Drittens wurde selten ein Medikament weltweit so viel verabreicht und dabei so genau beobachtet wie die Covid-19-Impfstoffe. Bis zum gestrigen Tag (das war der 13. Januar, für die aktuellen Zahlen auf’s Bild klicken) wurden fast 35 Millionen Impfungen weltweit durchgeführt.
Mittlerweile sind deshalb auch die sehr seltenen Nebenwirkungen bekannt: Allergische Überreaktionen bei wenigen Personen, die aber alle, wenn es überhaupt zu dieser Reaktion kommt, auch sonst z.B. auf Impfungen allergisch reagieren können. Diese Nebenreaktion kann schnell und einfach behandelt werden.
Was wir immer noch nicht wissen, sind mögliche sehr, sehr seltene Nebenwirkungen. Dazu müssen vielleicht erst 100 Millionen weltweit geimpft werden. Und wie es aussieht, scheinen mögliche Langzeitfolgen, falls die überhaupt auftreten können, in diese Kategorie zu gehören. Mathematisch ist die Wahrscheinlichkeit wohl ebenso hoch, von einer Amokkugel und vom Blitz gleichzeitig getroffen zu werden. Und wenn es wirklich so schlimm kommen sollte, dann soll es auch vielleicht so sein.

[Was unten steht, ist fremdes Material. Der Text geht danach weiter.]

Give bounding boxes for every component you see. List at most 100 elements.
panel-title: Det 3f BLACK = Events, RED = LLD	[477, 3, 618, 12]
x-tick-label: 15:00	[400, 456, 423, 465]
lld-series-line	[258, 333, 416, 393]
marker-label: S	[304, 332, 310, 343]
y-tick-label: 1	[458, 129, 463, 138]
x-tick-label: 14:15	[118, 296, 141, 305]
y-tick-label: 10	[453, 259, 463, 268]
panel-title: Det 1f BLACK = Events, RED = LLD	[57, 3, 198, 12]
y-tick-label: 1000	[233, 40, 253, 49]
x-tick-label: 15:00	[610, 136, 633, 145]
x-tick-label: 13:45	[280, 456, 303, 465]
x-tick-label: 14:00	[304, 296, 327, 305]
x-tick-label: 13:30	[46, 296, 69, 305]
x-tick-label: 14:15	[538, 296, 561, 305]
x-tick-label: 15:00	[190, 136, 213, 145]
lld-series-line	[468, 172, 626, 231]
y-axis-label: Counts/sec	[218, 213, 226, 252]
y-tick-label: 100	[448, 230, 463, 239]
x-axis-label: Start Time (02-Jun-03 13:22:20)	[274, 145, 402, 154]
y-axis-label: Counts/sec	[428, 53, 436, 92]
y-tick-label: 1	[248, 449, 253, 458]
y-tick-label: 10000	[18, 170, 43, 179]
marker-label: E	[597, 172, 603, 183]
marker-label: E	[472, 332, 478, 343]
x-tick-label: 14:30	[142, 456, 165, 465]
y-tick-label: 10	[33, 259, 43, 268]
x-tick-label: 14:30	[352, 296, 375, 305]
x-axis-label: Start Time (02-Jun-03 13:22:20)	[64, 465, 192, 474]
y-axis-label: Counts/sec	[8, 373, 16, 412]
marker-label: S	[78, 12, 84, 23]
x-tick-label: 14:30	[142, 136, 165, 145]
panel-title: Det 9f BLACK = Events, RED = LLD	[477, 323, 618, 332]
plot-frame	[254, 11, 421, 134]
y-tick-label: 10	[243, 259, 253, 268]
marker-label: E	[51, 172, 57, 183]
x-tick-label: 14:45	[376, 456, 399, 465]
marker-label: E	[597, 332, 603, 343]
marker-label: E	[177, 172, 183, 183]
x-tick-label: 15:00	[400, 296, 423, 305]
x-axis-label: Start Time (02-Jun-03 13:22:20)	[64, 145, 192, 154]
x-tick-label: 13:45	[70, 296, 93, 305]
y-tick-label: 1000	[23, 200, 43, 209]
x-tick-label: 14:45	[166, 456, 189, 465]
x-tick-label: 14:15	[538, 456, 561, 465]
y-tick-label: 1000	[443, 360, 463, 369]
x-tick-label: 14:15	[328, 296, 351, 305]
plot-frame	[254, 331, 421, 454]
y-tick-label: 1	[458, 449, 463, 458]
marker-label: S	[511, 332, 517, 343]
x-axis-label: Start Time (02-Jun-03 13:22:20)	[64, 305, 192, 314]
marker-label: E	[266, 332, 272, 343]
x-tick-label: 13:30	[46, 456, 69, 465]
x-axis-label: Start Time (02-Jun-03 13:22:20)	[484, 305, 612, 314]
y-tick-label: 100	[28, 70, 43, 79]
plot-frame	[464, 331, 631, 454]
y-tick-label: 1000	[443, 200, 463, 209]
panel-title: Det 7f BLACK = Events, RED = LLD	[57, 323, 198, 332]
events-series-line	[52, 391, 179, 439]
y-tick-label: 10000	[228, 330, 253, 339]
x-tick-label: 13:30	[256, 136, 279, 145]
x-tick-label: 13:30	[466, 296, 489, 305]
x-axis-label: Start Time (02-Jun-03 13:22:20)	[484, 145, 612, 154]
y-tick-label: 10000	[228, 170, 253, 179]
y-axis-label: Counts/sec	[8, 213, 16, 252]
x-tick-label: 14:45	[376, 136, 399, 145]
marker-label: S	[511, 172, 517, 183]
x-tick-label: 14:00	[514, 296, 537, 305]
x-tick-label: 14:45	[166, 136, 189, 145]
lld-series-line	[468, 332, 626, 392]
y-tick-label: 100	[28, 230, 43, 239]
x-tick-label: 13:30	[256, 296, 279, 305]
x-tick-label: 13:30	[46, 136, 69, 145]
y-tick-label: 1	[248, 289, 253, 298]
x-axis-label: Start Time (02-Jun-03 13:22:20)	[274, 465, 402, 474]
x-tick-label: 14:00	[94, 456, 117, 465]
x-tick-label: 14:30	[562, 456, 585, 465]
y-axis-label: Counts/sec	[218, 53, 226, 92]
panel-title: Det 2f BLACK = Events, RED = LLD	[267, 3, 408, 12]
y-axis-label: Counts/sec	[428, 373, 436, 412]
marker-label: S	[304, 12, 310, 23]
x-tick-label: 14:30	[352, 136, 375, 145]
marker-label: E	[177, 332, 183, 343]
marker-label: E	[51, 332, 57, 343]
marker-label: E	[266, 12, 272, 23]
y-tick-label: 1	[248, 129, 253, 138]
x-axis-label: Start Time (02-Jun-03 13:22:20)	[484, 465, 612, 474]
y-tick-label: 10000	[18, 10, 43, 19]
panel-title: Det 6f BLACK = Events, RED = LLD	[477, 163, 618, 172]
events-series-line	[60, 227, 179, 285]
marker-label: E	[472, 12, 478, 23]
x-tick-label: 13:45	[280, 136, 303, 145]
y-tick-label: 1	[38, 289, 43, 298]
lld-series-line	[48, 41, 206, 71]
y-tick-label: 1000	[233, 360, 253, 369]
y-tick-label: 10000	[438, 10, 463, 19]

Mein Fazit ist also, wie meistens, ein rechnerisches und geistliches Kalkül: Die Wahrscheinlichkeit, an Covid-19 zu sterben, ist deutlich höher als die Wahrscheinlichkeit, Nebenwirkungen zu erleiden. Die Wahrscheinlichkeit, an Longcovid zu erkranken, ist nochmals sehr viel höher. Die Wahrscheinlichkeit, das andere durch mich an Longcovid erkranken oder Covid-19 sterben, vervielfacht sich nochmals abhängig vom R-Wert. Mit anderen Worten: Der Nutzen einer Impfung ist für mich selbst und die Gesellschaft um mich herum sehr viel höher als mein persönliches Risiko. Damit gehört es zu meiner Christenpflicht, meinen Nächsten zu schützen, indem ich der Pandemie Grenzen setze, wo ich nur kann. Nächstenliebe war übrigens noch nie ohne Risiko, in diesem Fall ist es jedoch ein sehr geringes.